Given a digit string, return all possible letter combinations that the number could represent.

A mapping of digit to letters (just like on the telephone buttons) is given below.

Input:Digit string "23"

Output: ["ad", "ae", "af", "bd", "be", "bf", "cd", "ce", "cf"].

Note:
Although the above answer is in lexicographical order, your answer could be in any order you want.

 

这道题让我们求电话号码的字母组合，即数字2到9中每个数字可以代表若干个字母，然后给一串数字，求出所有可能的组合，相类似的题目有 Path Sum II 二叉树路径之和之二，Subsets II 子集合之二，Permutations 全排列，Permutations II 全排列之二，Combinations 组合项， Combination Sum 组合之和和 Combination Sum II 组合之和之二等等。
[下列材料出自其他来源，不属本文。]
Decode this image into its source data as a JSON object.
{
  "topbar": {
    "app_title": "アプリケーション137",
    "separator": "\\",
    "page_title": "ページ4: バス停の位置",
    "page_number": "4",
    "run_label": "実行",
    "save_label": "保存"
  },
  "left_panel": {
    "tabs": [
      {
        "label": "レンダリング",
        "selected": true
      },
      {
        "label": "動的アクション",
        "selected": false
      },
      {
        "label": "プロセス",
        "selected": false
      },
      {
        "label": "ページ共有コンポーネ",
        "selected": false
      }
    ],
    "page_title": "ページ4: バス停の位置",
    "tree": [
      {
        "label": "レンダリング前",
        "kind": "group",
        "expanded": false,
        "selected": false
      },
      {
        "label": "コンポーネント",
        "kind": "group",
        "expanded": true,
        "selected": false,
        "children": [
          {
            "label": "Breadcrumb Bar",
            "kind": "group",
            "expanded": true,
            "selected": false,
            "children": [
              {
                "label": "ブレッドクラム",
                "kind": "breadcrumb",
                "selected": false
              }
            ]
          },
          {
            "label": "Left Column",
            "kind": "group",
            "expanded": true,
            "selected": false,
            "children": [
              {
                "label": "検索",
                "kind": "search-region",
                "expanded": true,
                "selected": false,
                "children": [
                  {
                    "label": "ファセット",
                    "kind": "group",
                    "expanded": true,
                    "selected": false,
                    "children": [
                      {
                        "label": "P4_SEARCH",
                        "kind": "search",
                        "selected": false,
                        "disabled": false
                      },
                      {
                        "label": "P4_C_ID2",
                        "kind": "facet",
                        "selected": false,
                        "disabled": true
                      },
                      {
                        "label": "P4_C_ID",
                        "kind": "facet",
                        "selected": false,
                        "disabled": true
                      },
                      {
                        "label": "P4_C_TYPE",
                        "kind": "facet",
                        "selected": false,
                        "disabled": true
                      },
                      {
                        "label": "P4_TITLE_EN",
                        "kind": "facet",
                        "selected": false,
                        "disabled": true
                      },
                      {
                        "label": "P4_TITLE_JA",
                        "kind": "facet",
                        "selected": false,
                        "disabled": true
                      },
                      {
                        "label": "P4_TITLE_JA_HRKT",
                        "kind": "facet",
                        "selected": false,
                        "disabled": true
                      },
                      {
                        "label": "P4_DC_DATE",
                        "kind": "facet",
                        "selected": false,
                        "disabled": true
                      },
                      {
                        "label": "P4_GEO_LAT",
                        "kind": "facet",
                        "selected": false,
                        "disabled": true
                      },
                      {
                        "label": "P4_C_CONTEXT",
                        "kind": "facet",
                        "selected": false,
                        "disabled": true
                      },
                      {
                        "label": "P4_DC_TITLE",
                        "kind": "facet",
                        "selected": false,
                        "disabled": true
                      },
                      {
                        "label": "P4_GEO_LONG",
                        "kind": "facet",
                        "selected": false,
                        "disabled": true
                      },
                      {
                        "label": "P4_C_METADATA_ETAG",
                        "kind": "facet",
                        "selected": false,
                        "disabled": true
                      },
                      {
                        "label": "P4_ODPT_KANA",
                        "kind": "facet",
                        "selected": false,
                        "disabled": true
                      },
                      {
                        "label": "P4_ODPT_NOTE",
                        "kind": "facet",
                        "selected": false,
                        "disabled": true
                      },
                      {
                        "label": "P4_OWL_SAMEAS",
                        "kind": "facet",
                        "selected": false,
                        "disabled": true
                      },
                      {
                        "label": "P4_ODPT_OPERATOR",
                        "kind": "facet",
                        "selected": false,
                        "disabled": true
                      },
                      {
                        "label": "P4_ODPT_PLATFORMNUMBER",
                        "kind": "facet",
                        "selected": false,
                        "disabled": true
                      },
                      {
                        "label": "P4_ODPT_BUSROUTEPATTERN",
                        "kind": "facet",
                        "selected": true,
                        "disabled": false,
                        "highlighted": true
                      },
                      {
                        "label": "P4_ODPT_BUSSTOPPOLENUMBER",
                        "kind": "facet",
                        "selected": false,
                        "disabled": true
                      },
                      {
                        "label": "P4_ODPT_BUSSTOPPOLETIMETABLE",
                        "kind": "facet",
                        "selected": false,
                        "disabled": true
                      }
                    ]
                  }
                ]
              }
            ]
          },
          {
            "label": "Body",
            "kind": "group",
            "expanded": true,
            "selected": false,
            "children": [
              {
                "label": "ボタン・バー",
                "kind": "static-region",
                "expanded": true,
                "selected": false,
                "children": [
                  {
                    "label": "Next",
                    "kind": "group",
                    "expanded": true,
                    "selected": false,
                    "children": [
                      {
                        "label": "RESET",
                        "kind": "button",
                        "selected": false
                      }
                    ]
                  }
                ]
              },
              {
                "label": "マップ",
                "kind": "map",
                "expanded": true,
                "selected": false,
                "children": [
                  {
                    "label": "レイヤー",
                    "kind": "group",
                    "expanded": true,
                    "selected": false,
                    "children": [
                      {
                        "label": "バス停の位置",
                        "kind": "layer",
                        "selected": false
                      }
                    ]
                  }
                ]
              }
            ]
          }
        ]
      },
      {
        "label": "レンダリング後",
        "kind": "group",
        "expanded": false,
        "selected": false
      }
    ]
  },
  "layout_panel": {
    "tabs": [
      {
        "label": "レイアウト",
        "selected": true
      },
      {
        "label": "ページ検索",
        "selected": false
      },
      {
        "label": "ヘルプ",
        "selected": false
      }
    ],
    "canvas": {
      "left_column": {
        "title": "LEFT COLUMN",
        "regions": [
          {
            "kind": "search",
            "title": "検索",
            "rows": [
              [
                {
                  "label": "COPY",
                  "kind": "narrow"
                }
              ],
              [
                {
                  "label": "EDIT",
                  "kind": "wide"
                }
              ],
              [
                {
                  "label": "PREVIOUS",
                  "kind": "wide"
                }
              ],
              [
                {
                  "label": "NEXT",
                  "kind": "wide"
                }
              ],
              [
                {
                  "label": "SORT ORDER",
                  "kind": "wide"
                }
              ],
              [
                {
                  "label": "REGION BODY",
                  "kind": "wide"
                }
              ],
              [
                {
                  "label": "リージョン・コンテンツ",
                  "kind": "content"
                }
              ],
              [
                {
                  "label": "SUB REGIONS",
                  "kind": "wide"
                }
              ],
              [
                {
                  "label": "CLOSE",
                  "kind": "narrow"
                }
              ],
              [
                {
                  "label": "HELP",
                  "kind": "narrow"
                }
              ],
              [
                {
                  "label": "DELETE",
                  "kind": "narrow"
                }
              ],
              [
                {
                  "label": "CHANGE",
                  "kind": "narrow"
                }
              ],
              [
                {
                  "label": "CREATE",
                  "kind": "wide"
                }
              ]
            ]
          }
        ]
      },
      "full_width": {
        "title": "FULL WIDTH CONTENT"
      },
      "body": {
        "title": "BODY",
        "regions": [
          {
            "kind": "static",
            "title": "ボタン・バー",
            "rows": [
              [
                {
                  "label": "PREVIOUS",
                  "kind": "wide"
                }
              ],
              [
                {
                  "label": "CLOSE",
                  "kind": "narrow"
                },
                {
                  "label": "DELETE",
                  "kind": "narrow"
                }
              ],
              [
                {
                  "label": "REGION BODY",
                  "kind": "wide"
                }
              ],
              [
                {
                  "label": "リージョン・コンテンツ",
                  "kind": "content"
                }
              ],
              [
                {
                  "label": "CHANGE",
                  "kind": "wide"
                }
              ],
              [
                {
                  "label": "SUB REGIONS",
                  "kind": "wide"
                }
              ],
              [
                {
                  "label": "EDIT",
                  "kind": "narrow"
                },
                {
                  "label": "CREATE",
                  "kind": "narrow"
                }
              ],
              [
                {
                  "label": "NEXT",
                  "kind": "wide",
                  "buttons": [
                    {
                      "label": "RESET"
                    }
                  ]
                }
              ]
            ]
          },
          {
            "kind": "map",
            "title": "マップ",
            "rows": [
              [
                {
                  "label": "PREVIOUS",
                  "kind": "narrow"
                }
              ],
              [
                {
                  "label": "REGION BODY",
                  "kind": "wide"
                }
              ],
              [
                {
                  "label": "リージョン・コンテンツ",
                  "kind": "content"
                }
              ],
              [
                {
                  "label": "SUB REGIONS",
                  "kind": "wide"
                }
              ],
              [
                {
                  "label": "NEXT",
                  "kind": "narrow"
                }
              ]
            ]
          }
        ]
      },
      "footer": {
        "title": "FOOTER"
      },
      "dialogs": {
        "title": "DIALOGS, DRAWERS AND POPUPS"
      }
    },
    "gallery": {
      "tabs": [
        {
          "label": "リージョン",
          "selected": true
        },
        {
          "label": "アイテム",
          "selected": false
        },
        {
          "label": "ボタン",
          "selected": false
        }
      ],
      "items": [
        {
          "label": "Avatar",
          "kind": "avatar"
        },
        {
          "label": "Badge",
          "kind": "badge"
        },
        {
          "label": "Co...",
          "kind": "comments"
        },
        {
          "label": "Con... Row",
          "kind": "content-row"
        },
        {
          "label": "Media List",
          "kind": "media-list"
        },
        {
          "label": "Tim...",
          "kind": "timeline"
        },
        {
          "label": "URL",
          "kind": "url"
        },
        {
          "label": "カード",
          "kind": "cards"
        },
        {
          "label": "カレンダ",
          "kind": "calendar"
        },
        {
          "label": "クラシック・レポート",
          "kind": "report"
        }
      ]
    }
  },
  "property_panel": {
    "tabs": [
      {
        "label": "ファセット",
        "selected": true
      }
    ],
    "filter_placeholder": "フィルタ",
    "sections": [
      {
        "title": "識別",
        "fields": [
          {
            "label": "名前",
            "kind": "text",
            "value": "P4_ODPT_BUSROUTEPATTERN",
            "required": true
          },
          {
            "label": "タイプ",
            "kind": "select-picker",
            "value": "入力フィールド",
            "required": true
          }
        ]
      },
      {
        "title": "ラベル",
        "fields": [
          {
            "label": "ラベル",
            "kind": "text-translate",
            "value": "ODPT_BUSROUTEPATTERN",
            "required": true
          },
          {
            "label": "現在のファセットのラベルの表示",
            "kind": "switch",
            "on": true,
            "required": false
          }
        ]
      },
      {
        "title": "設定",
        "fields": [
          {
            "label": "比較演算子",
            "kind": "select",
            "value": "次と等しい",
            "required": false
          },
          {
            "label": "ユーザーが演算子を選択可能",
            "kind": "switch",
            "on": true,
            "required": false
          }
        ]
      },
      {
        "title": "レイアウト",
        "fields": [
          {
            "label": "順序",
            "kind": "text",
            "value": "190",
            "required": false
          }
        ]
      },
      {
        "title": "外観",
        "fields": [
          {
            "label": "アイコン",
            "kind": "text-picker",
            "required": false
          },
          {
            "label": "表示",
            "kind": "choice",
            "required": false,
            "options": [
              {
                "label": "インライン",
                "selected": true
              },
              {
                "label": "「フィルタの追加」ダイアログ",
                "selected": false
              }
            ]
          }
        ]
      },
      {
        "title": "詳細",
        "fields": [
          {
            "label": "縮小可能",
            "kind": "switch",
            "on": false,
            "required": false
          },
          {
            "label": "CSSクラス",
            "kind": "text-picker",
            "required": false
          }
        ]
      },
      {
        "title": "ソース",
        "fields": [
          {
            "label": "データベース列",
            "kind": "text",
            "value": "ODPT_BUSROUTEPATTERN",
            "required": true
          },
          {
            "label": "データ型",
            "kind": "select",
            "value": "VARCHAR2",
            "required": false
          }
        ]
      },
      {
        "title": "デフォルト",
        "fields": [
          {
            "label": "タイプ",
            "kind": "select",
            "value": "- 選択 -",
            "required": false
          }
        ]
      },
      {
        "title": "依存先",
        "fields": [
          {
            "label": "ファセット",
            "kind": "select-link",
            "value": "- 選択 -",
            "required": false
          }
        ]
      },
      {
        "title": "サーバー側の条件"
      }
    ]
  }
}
我们用递归Recursion来解，我们需要建立一个字典，用来保存每个数字所代表的字符串，然后我们还需要一个变量level，记录当前生成的字符串的字符个数，实现套路和上述那些题十分类似，代码如下：

解法一

// Recursion

class Solution {

public:

    vector<string> letterCombinations(string digits) {

        vector<string> res;

        if (digits.empty()) return res;

        string dict[] = {"abc", "def", "ghi", "jkl", "mno", "pqrs", "tuv", "wxyz"};

        letterCombinationsDFS(digits, dict, 0, "", res);

        return res;

    }

    void letterCombinationsDFS(string digits, string dict[], int level, string out, vector<string> &res) {

        if (level == digits.size()) res.push_back(out);

        else {

            string str = dict[digits[level] - '2'];

            for (int i = 0; i < str.size(); ++i) {

                out.push_back(str[i]);

                letterCombinationsDFS(digits, dict, level + 1, out, res);

                out.pop_back();

            }

        }

    }

};

 

这道题我们也可以用迭代Iterative来解，具体实现参见代码如下：

解法二

// Iterative

class Solution {

public:

    vector<string> letterCombinations(string digits) {

        vector<string> res;

        if (digits.empty()) return res;

        string dict[] = {"abc", "def", "ghi", "jkl", "mno", "pqrs", "tuv", "wxyz"};

        res.push_back("");

        for (int i = 0; i < digits.size(); ++i) {

            int n = res.size();

            string str = dict[digits[i] - '2'];

            for (int j = 0; j < n; ++j) {

                string tmp = res.front();

                res.erase(res.begin());

                for (int k = 0; k < str.size(); ++k) {

                    res.push_back(tmp + str[k]);

                }

            }

        }

        return res;

    }

};